Le Parrain, 2e partie

a.k.a. The Godfather, part II

Depuis la mort De Don Vito Corleone, son fils, Michael, règne sur la famille. Amené à négocier avec la mafia juive, il perd alors le soutien d’un de ses lieutenants, Frankie Pentageli. Echappant de justesse à un attentat, Michael tente de retrouver le coupable, soupçonnant Hyman Roth, le chef de la mafia juive.

Vito Corleone, immigrant italien, arrive à New York au début du siècle ; très vite, il devient un des caïds du quartier, utilisant la violence comme moyen de régler toutes les affaires. Seul au départ, il bâtit peu à peu un véritable empire, origine de la fortune de la famille des Corleone.

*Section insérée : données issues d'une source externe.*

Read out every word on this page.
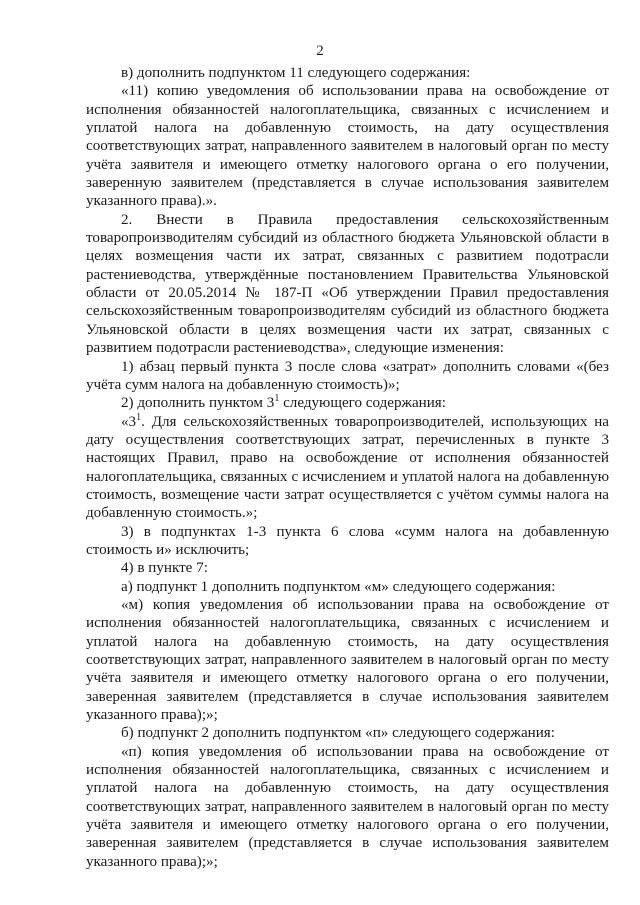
2

в) дополнить подпунктом 11 следующего содержания:

«11) копию уведомления об использовании права на освобождение от исполнения обязанностей налогоплательщика, связанных с исчислением и уплатой налога на добавленную стоимость, на дату осуществления соответствующих затрат, направленного заявителем в налоговый орган по месту учёта заявителя и имеющего отметку налогового органа о его получении, заверенную заявителем (представляется в случае использования заявителем указанного права).».

2. Внести в Правила предоставления сельскохозяйственным товаропроизводителям субсидий из областного бюджета Ульяновской области в целях возмещения части их затрат, связанных с развитием подотрасли растениеводства, утверждённые постановлением Правительства Ульяновской области от 20.05.2014 № 187-П «Об утверждении Правил предоставления сельскохозяйственным товаропроизводителям субсидий из областного бюджета Ульяновской области в целях возмещения части их затрат, связанных с развитием подотрасли растениеводства», следующие изменения:

1) абзац первый пункта 3 после слова «затрат» дополнить словами «(без учёта сумм налога на добавленную стоимость)»;

2) дополнить пунктом $3^1$ следующего содержания:

«$3^1$. Для сельскохозяйственных товаропроизводителей, использующих на дату осуществления соответствующих затрат, перечисленных в пункте 3 настоящих Правил, право на освобождение от исполнения обязанностей налогоплательщика, связанных с исчислением и уплатой налога на добавленную стоимость, возмещение части затрат осуществляется с учётом суммы налога на добавленную стоимость.»;

3) в подпунктах 1-3 пункта 6 слова «сумм налога на добавленную стоимость и» исключить;

4) в пункте 7:

а) подпункт 1 дополнить подпунктом «м» следующего содержания:

«м) копия уведомления об использовании права на освобождение от исполнения обязанностей налогоплательщика, связанных с исчислением и уплатой налога на добавленную стоимость, на дату осуществления соответствующих затрат, направленного заявителем в налоговый орган по месту учёта заявителя и имеющего отметку налогового органа о его получении, заверенная заявителем (представляется в случае использования заявителем указанного права);»;

б) подпункт 2 дополнить подпунктом «п» следующего содержания:

«п) копия уведомления об использовании права на освобождение от исполнения обязанностей налогоплательщика, связанных с исчислением и уплатой налога на добавленную стоимость, на дату осуществления соответствующих затрат, направленного заявителем в налоговый орган по месту учёта заявителя и имеющего отметку налогового органа о его получении, заверенная заявителем (представляется в случае использования заявителем указанного права);»;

Le Parrain II propose de suivre l’exact contraire de l’histoire du premier, à savoir ici la déchéance de Michael et la prise de pouvoir de Vito, via des flash-backs. Ce procédé astucieux va surtout permettre à Coppola de poursuivre son histoire dans les ¾ du film, tout en étoffant dans le ¼ restant la vie de Vito en expliquant comment celui qui a tout déclenché en était arrivé là. Et comme dans le premier opus, les contrastes sont puissants, entre les scènes passées en Sicile et la vie de la Famille aux Etats-Unis. Dans la forme, on remarque les couleurs claires et vives qui entourent le Vito jeune, opposées au sombre de la mise en scène de la vie de Michael – dans le fond, l’on suit la famille de Michael qui disparaît peu à peu, tandis que Vito construit la sienne.

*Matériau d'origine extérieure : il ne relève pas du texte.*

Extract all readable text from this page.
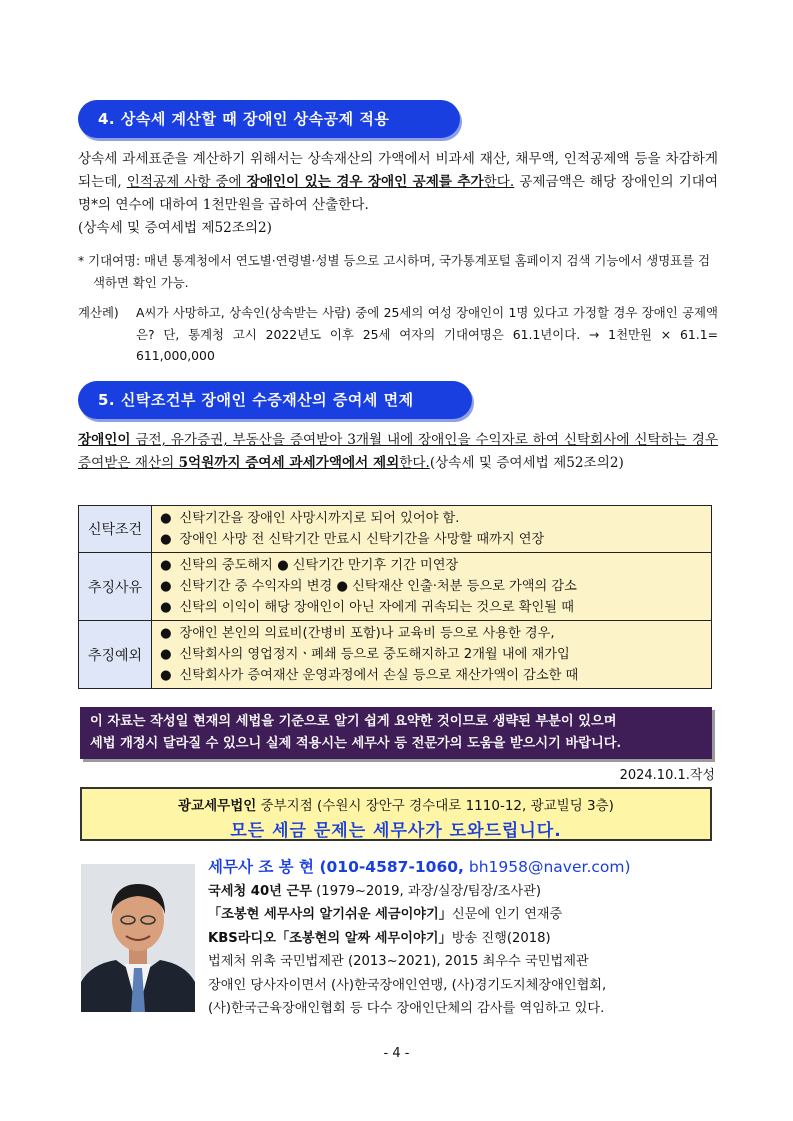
4. 상속세 계산할 때 장애인 상속공제 적용
상속세 과세표준을 계산하기 위해서는 상속재산의 가액에서 비과세 재산, 채무액, 인적공제액 등을 차감하게 되는데, 인적공제 사항 중에 장애인이 있는 경우 장애인 공제를 추가한다. 공제금액은 해당 장애인의 기대여명*의 연수에 대하여 1천만원을 곱하여 산출한다.
(상속세 및 증여세법 제52조의2)
* 기대여명: 매년 통계청에서 연도별·연령별·성별 등으로 고시하며, 국가통계포털 홈페이지 검색 기능에서 생명표를 검색하면 확인 가능.
계산례) A씨가 사망하고, 상속인(상속받는 사람) 중에 25세의 여성 장애인이 1명 있다고 가정할 경우 장애인 공제액은? 단, 통계청 고시 2022년도 이후 25세 여자의 기대여명은 61.1년이다. → 1천만원 × 61.1= 611,000,000
5. 신탁조건부 장애인 수증재산의 증여세 면제
장애인이 금전, 유가증권, 부동산을 증여받아 3개월 내에 장애인을 수익자로 하여 신탁회사에 신탁하는 경우 증여받은 재산의 5억원까지 증여세 과세가액에서 제외한다.(상속세 및 증여세법 제52조의2)
신탁조건	● 신탁기간을 장애인 사망시까지로 되어 있어야 함.
● 장애인 사망 전 신탁기간 만료시 신탁기간을 사망할 때까지 연장

추징사유	● 신탁의 중도해지 ● 신탁기간 만기후 기간 미연장
● 신탁기간 중 수익자의 변경 ● 신탁재산 인출·처분 등으로 가액의 감소
● 신탁의 이익이 해당 장애인이 아닌 자에게 귀속되는 것으로 확인될 때

추징예외	● 장애인 본인의 의료비(간병비 포함)나 교육비 등으로 사용한 경우,
● 신탁회사의 영업정지ㆍ폐쇄 등으로 중도해지하고 2개월 내에 재가입
● 신탁회사가 증여재산 운영과정에서 손실 등으로 재산가액이 감소한 때
이 자료는 작성일 현재의 세법을 기준으로 알기 쉽게 요약한 것이므로 생략된 부분이 있으며
세법 개정시 달라질 수 있으니 실제 적용시는 세무사 등 전문가의 도움을 받으시기 바랍니다.
2024.10.1.작성
광교세무법인 중부지점 (수원시 장안구 경수대로 1110-12, 광교빌딩 3층)
모든 세금 문제는 세무사가 도와드립니다.
세무사 조 봉 현 (010-4587-1060, bh1958@naver.com)
국세청 40년 근무 (1979~2019, 과장/실장/팀장/조사관)
「조봉현 세무사의 알기쉬운 세금이야기」신문에 인기 연재중
KBS라디오「조봉현의 알짜 세무이야기」방송 진행(2018)
법제처 위촉 국민법제관 (2013~2021), 2015 최우수 국민법제관
장애인 당사자이면서 (사)한국장애인연맹, (사)경기도지체장애인협회,
(사)한국근육장애인협회 등 다수 장애인단체의 감사를 역임하고 있다.
- 4 -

Bien que le film n’ait lieu que deux ans après, Al Pacino, s’il n’a pas la présence et le charisme de Marlon Brando, paraît beaucoup plus mur et tient fort bien son rôle, en parrain devenu méchant et prêt à tout pour protéger sa famille et poursuivre son enrichissement, dans des milieux nouveaux. Robert De Niro est lui aussi impressionnant dans sa composition qu’il tente de rendre similaire à celle de Marlon Brando, qui manque tout de même à ce film ; quel dommage qu’une apparition de ce géant du cinéma n’ait pas pu se faire dans la scène flash-back du dîner ! Scène dans laquelle Michael se retrouve d’ailleurs symboliquement déjà seul, comme il sera esseulé dix ans plus tard.

Mais si la construction est habile, les scènes-clé ne sont que des échos de ce que l’on a vécu dans le premier épisode : et notamment la fête d’introduction, ou encore les meurtres en parallèle avec les cérémonies religieuses. Le film ne fait finalement qu’approfondir la première histoire, en y mettant davantage d’émotion, les relations de Michael (avec ses frères, sa femme) étant au centre du débat – et y ajoutant un coté historique, comme par le passage à Cuba ou l’hommage aux immigrés siciliens. On y perd en revanche en histoire mafieuse pure, remplacée par la psychologie des personnages. Très fort et très profond, ce film ne peut finalement se suffire à lui-même, et ne fait que compléter, de façon certes superbe, le Parrain.